Unix File Names: Three Layers
Unix (and xv6) separates identity from human name from open handle:
1. Inodes (Index Nodes)
Each file is assigned a unique inode number. The inode stores the file's metadata and pointers to its data blocks. The inode number is the true, stable identity of a file.
2. Paths
Paths like /usr/bin/gcc are human-convenient names in a hierarchical namespace. The filesystem maps each path component to an inode number — a path entry is called a link (a hard link in Unix terminology). Multiple paths can point to the same inode.
3. File Descriptors
When a process calls open(), the OS:
- Resolves the path to an inode.
- Creates an open file description (tracking current position and access mode) in a kernel table.
- Returns an integer file descriptor to the process.
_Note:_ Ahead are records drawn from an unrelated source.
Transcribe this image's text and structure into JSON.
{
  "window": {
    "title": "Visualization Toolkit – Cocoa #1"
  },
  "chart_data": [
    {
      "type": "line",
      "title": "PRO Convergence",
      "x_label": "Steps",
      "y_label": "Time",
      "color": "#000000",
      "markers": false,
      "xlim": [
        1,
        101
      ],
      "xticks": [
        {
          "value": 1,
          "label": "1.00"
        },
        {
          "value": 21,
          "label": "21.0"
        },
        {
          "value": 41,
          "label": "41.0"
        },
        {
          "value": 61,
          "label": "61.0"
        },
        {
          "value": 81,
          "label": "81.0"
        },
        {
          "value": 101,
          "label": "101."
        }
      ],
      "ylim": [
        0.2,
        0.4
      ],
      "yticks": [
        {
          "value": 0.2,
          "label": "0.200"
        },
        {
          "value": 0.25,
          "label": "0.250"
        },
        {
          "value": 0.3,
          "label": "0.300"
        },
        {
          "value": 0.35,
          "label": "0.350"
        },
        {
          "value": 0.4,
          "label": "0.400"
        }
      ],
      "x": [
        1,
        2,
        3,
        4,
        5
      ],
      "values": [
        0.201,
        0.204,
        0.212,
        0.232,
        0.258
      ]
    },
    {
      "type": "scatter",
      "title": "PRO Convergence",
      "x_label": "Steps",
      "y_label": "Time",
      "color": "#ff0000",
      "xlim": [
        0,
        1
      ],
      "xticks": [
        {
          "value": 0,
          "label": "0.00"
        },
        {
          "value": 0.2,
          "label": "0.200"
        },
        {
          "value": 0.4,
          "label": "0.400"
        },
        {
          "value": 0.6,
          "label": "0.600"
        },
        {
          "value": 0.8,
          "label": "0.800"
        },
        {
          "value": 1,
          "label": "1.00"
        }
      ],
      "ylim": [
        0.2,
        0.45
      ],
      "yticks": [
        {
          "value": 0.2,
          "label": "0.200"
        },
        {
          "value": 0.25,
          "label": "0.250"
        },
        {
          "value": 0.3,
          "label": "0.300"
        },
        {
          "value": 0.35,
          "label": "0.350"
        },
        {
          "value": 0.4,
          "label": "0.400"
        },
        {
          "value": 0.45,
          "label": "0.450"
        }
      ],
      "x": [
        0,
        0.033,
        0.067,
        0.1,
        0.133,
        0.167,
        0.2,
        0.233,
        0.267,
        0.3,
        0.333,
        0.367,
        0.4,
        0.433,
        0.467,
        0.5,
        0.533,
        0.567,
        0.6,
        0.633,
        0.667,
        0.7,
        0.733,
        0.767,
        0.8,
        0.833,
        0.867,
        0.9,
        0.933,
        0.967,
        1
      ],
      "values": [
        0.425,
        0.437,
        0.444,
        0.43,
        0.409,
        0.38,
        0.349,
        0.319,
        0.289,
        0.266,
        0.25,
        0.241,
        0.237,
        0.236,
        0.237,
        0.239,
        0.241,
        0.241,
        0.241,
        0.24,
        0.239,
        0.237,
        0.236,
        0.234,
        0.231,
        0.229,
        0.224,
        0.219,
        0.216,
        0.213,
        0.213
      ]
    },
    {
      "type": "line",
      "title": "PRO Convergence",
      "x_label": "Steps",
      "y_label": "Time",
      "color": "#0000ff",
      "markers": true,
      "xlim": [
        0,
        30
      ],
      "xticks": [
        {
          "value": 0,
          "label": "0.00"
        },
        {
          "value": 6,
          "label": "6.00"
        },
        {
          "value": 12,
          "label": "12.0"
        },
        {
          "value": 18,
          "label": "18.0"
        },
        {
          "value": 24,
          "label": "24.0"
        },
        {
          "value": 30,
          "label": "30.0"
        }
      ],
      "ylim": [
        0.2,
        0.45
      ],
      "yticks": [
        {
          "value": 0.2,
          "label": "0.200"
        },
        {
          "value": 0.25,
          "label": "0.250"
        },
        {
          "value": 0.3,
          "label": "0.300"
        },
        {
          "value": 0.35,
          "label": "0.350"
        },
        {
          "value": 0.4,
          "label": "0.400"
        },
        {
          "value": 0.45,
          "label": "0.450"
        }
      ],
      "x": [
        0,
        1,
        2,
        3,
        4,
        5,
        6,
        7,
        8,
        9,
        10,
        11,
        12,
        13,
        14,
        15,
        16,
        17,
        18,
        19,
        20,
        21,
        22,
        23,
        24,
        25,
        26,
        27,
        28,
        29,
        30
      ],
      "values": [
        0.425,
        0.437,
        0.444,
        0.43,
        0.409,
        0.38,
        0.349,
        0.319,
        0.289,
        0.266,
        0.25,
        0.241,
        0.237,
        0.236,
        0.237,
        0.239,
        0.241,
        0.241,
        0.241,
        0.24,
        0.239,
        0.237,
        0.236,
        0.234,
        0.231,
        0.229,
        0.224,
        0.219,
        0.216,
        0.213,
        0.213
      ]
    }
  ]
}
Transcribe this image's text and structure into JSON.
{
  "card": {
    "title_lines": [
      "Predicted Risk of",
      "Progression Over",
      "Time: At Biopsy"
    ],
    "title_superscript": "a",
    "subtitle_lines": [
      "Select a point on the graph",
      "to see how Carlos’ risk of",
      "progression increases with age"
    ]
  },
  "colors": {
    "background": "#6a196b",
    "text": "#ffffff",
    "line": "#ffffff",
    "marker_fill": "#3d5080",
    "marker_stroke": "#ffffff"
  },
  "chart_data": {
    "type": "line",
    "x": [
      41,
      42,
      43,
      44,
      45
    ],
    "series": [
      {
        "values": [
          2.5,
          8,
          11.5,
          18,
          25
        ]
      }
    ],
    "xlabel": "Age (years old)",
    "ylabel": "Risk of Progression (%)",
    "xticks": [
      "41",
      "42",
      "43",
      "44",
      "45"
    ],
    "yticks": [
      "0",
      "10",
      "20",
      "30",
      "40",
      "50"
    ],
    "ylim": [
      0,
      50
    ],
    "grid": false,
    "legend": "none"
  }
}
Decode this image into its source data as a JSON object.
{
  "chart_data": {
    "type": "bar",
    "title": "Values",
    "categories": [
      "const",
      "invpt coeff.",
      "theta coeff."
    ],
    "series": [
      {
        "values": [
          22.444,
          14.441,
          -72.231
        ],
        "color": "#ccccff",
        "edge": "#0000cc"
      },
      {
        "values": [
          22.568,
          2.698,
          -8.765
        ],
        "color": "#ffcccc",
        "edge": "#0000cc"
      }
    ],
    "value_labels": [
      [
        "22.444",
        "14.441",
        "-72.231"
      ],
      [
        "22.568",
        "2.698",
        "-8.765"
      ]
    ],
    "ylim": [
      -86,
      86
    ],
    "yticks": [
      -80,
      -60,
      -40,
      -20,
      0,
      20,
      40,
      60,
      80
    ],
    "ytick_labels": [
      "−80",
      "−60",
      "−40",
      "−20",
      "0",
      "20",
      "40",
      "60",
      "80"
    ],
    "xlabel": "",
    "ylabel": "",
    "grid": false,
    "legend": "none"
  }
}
Subsequent read(), write(), lseek() calls use this integer index. File descriptors are process-local; the open file descriptions they reference can be shared (e.g., after fork()).
Layered Filesystem Design
xv6 implements the filesystem as a stack of layers, each providing a cleaner abstraction to the layer above:
User syscall layer (sysfile.c — sys_read, sys_write, sys_link, …)
↓
Inode layer (path resolution, inode read/write)
↓
Logging layer (crash recovery via write-ahead log)
↓
Buffer cache (in-memory cache of disk blocks)
↓
Disk driver (raw block reads/writes)
A quiz question that frequently appears: the virtual memory manager is NOT a layer of the xv6 filesystem. The filesystem does use virtual memory indirectly (buffer cache lives in kernel memory), but it is not a dedicated filesystem layer.
Essential Questions Every Filesystem Must Answer
- How do we keep track of disk/file metadata? → Inodes and the superblock
- How do we keep track of free space? → Free space bitmap
- How do we track which disk blocks belong to a given file? → Block pointers inside the inode
- How do we map paths to files? → Directory entries (dirent)
On-Disk Metadata Structures
Superblock
A centralized block near the start of the disk holding global metadata: total number of blocks, number of inode blocks, number of log blocks, etc. When the OS mounts a filesystem it reads the superblock first to understand the layout.
Free Space Bitmap
A compact array of bits — one bit per disk block — indicating whether each block is free or allocated. Scanning or flipping a bit is O(1) per block, making allocation fast.
Inodes
One inode per file, stored in dedicated inode blocks. Each inode contains:
- File type (regular file, directory, device, …)
- Link count (how many directory entries point here)
- File size in bytes
- Block pointers — direct, and in larger filesystems indirect pointers — to the data blocks holding the file's content
Directories (dirent)
A directory is itself a file whose content is an array of directory entries. Each entry pairs a name string with an inode number. This is how /usr/bin/gcc is resolved: look up usr in /, then bin in /usr, then gcc in /usr/bin.
Disk as an Array of Blocks
At the hardware level, a disk is just an array of fixed-size blocks (512 bytes in xv6). The filesystem imposes structure on this flat array:
[ boot | superblock | log blocks | inode blocks | bitmap | data blocks … ]
mkfs.c in xv6 creates this layout: it writes the superblock, allocates inode blocks, writes the free space bitmap, and copies any initial files (utilities) into the data region.
Key Takeaways
- A filesystem provides persistence, naming, and sharing for byte-sequence files.
- Unix files have three levels of naming: inode numbers (identity), paths (human names), and file descriptors (open handles).
- Block-oriented files support random access; stream-oriented files are sequential.
- The xv6 filesystem is layered: syscall → inode → logging → buffer cache → disk driver. The virtual memory manager is not one of these layers.
- On-disk metadata is organized into four structures: superblock, free space bitmap, inodes, and directory entries.
- A disk is a flat array of fixed-size blocks;
mkfsstamps the filesystem structure onto it before first use.